It has been quiet on this blog for a while and that may have something to do with Batman: Arkham City (PC), Saints Row the Third and Skyrim. If not, then congratulations: you have found a rock to hide under that will keep even an atomic apocalypse at bay.
I think Skyrim alone has my agenda booked for a few years and I wish I was joking but I'm not.
It's hard if not impossible to review the game without comparing the game to its predecessor, Oblivion. And in many aspects the game feels and plays much like Oblivion 2.0 than a truly new game.
This doesn't need to be a negative comment however. Many stupid flaws like bandits pimped out in daedric armor has been removed, and turned into a more realistic way. This mostly due to a revamped levelling system. The game thankfully throws away number-crunching and instead opts for perks in the form of a stellar talent tree of sorts.
The graphics and animations are a much improvement, and gone are the outdated and dreadful faces from Oblivion. That is not to say that Skyrim is a next-gen game however. Graphically it's a very pretty game especially in its depiction of the wild northern wastelands. Unfortunately animation-wise melee still feels artifical and clunky. The game's incorporation of finishing blow cinematics helps that somewhat, especially on larger foes such as dragons but often it's not very seamless when it comes to normal foes.
Unfortunately what Skyrim does not succeed in improving from Oblivion, is its stupid AI and pathfinding. NPC's either have an IQ similar to that of Skyrim's temperature. or they were all dropped on their heads as an infant and then promptly used as some kind of Nordic basketball substitute. This is even worse if you manage to have a henchman. If you play as an archer they will invariably run in front of you to a point where an arrow magnet would drop to its knees for in worship. Half the time they will run away to fight some thing (god knows what) half the map away. At some point I noticed my companion Lydia had been absent the last few hours I played. Probably chasing some vampiric butterflies or a similarly retarded aberration of the mind.

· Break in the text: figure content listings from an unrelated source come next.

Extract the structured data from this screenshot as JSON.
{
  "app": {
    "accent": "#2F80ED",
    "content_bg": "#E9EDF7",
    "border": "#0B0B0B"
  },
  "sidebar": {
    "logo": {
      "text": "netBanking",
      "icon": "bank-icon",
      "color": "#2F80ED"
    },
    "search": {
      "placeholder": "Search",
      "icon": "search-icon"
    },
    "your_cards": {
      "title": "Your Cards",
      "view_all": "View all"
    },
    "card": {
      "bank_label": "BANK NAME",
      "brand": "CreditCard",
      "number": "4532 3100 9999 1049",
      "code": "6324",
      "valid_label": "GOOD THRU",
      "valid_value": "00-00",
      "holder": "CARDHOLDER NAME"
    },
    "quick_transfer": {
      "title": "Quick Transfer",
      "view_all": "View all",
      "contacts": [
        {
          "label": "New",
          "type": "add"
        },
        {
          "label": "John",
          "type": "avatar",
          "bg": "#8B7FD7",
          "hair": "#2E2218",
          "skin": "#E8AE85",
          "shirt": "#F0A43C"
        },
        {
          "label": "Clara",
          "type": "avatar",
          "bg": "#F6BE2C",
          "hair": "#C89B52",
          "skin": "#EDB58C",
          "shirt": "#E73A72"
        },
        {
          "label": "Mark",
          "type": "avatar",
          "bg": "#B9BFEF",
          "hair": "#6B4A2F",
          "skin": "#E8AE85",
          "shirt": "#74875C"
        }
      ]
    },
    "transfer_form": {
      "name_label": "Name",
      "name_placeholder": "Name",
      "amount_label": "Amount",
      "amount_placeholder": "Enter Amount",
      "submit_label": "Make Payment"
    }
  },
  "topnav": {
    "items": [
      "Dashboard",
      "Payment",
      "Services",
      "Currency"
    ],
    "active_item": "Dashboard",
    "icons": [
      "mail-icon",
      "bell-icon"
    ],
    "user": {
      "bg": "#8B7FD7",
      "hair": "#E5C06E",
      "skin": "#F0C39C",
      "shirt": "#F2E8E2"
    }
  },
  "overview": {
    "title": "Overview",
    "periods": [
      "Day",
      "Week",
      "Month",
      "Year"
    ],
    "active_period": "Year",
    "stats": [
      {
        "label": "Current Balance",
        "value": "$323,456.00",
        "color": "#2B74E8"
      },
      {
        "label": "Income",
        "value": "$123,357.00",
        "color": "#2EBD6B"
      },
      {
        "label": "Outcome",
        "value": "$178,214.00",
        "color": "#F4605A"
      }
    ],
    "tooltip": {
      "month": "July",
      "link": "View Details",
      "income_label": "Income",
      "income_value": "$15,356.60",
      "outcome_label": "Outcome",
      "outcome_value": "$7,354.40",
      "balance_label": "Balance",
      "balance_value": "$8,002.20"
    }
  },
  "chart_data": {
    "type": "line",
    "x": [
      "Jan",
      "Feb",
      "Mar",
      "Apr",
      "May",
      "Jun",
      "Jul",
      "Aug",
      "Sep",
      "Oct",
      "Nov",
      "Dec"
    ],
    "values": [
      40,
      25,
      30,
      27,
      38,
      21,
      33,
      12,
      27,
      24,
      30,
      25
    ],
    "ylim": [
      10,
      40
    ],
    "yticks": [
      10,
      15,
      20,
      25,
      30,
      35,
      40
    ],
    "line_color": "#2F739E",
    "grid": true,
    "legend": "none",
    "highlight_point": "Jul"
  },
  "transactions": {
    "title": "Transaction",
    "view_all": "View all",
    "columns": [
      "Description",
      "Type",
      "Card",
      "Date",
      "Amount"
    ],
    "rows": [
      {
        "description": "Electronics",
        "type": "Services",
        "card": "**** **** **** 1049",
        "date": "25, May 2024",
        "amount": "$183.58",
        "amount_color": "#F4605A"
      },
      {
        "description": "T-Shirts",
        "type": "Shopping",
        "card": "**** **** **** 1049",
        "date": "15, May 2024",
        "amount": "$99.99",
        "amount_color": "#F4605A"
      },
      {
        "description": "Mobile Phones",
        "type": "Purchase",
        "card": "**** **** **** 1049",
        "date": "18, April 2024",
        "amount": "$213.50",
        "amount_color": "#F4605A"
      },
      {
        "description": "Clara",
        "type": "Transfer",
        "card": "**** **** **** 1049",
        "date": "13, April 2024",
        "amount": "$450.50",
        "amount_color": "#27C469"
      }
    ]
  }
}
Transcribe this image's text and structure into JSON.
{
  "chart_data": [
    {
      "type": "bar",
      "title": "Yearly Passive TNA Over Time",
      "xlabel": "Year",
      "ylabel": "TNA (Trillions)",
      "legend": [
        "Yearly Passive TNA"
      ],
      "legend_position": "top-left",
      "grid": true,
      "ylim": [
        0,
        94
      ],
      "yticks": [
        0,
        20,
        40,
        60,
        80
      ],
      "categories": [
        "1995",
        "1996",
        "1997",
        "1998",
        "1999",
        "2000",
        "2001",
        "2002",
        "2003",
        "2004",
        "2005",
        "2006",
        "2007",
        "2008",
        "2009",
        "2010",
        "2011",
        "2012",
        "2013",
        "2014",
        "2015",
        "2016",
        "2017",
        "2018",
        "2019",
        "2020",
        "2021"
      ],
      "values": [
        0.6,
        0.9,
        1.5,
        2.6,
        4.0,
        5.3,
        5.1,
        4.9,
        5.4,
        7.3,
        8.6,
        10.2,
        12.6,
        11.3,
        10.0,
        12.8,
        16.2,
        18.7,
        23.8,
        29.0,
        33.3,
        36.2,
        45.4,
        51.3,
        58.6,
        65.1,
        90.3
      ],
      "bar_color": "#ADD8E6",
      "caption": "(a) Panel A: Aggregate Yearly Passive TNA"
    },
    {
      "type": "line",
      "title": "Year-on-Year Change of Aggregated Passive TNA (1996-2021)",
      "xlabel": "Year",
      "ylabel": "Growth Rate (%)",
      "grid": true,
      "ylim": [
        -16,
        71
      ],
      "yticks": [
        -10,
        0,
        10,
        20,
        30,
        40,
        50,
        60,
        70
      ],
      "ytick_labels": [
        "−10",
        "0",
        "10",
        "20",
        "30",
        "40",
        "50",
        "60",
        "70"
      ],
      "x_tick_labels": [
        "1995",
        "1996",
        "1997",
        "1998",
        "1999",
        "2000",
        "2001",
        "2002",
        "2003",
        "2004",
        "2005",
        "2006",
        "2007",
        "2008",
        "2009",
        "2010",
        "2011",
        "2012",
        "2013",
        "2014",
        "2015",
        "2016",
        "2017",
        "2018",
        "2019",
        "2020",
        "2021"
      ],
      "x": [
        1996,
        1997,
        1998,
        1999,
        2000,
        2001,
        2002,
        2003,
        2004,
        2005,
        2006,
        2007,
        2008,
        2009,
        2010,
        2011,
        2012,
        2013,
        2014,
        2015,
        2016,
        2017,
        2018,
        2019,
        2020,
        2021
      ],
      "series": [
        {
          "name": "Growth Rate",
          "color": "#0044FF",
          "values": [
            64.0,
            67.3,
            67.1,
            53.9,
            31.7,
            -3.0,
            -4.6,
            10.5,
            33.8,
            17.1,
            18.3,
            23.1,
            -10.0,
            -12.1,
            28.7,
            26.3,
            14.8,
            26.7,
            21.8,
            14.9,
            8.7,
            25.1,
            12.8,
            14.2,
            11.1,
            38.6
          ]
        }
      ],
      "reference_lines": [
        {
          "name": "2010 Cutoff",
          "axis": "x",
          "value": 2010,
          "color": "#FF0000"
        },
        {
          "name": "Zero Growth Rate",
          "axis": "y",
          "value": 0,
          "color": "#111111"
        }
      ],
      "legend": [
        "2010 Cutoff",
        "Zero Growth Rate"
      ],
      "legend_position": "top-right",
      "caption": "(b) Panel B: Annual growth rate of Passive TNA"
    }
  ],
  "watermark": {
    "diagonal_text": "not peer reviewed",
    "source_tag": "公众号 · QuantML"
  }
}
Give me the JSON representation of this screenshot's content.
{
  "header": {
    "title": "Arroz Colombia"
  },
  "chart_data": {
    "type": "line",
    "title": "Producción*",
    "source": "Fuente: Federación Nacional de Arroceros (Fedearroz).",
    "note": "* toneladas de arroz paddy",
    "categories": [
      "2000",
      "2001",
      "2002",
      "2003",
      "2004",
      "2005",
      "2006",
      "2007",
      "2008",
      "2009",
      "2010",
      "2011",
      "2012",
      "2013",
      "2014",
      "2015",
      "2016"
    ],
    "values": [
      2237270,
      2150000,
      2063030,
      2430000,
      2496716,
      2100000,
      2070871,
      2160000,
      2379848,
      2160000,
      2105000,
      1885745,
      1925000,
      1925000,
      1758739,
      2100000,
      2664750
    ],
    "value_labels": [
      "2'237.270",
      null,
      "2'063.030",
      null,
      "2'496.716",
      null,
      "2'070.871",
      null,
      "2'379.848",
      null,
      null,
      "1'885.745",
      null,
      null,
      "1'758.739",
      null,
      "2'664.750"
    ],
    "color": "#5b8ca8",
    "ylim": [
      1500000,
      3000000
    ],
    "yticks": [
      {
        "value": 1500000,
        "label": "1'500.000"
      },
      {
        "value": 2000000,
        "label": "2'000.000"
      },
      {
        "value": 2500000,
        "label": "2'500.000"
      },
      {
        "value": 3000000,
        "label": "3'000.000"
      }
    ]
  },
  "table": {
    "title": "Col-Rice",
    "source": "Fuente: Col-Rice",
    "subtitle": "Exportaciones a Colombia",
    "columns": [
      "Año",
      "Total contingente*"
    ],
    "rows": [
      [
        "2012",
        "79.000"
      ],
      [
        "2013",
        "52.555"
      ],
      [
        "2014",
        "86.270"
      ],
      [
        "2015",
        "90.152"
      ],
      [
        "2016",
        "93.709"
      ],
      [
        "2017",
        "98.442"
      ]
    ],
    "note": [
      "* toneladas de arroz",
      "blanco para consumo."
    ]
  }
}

To be honest your henchmen are so stupid that they only have one practical use: As a glorified mule to carry *my* dungeon swag.
And then of course there's the crashes, errors and the often-hilarious infamous Bethesda glitches. As mentioned before at some point I lost Lydia, and later I decided to have a go at marriage. I obtained the quest to attend my own wedding ceremony. Piece of cake I thought, and I set the waiting timer to 24 hours.
I was greeted by two men spawning at the door, with in their midst a naked woman's corpse: Lydia
"Honey, I can explain" I muttered to myself as I saw the dooming "You have failed the quest" dance in front of my eyes.
Luckily I was able to drag her corpse to a side-room, including a priest telling me "To stop that" during my blasphemous act, and try the wedding a second succesful time.
And then there's the character that got an arrow stuck in its head which was more relentless to remove than a hobo from an atm machine:
The game's biggest flaw though is its User Interface. A UI is supposed to be practical and intuitive. Those are exactly the values that Skyrim's UI is lacking. On the contrary it's clumsy and unresponsive. It's so bad that it becomes impossible at times to click on the right item in your inventory.
Another failure is how the game introduces "Favorites". They are like a custom skill bar except you need to press "Q" and then move your cursor to the right magic skill or item. This also pauses the game.
So, why not use a skill bar in the first place with an integrated hotkey ability?
Beats me.
Overall though Skyrim is a lovely and addictive game. Where Bethesda truly outshone itself in however is the complexity of Skyrim's open world. Skyrim is a northern landscape encompassing glaciers, vast white mountains and tundras. It's an immersive world that at this point can't be equalled by any other game. It's definately the best installment so far in the Elder Scrolls saga.
It's a game where you are encouraged to explore and investigate and be rewarded for that by finding new dungeons, a great amount to detail to Skyrim's beauty and the ability to create your own story.
Skyrim is a game where each gameplay is vast and unique. It's a game that even with its many flaws, and at times even thanks to its flaws, is a game of beauty, unrivalled in its genre.